Reentrancy: Deposit and withdraw functions transfer tokens. Always follow checks-effects-interactions or use reentrancy guards.
Price Manipulation: If vault's totalAssets() relies on external price oracles or AMM pools, it's vulnerable to flash loan attacks. Use TWAPs or manipulation-resistant pricing.
Rounding: Integer division rounds down.
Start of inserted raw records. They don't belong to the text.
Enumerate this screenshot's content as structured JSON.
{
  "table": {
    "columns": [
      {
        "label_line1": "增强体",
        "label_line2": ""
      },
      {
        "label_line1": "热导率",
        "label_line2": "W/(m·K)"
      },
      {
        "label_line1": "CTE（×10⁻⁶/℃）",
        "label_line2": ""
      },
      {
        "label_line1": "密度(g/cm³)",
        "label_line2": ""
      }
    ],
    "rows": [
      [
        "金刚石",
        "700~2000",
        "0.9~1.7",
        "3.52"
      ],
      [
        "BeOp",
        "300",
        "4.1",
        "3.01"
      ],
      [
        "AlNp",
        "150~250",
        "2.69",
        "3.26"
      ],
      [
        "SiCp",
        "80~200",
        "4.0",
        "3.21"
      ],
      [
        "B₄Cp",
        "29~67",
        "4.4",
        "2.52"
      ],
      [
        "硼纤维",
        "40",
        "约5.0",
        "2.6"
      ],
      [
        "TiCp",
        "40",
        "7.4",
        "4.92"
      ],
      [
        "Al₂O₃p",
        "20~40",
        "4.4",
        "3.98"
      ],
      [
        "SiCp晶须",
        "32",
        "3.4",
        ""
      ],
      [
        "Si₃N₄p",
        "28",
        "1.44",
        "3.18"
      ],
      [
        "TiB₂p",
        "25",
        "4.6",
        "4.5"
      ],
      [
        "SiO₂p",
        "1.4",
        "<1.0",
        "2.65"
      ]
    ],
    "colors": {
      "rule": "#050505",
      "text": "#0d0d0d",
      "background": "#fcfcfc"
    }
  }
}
Vault implementations should round in favor of the vault on deposits, in favor of users on withdrawals.
// Depositing: round down shares (favors vault) shares = assets * totalSupply() / totalAssets(); // Withdrawing: round up assets (favors user) assets = (shares * totalAssets() + totalSupply() - 1) / totalSupply();

Testing Your Vault

Key properties to verify:
function testRoundTrip() public { uint256 depositAmount = 1000e18; uint256 shares = vault.deposit(depositAmount, user); uint256 assetsBack = vault.redeem(shares, user, user); // Should get back at least what you put in (minus tiny rounding) assertApproxEq(assetsBack, depositAmount, 2); } function testNoInflation() public { vault.deposit(1, attacker); token.transfer(address(vault), 1e18); // Direct transfer uint256 shares = vault.deposit(1000e18, victim); // Victim should still get meaningful shares assertGt(shares, 0); }

When To Use ERC-4626

Good fits:
  • Yield aggregators pooling user deposits
  • Single-asset staking with auto-compounding
  • Lending protocols where deposits earn interest
  • Treasury management systems
Poor fits:
  • Multi-asset vaults (standard assumes single underlying)
  • NFT-based strategies (shares are fungible)
  • Vaults with complex withdrawal conditions standard can't express
ERC-4626 brought sanity to DeFi vault integrations by creating one standard interface that every protocol can implement and every aggregator can consume. The math stays consistent, the security properties are well understood, and developers can build once and integrate everywhere. It turned vault integration from a custom project into a commodity operation.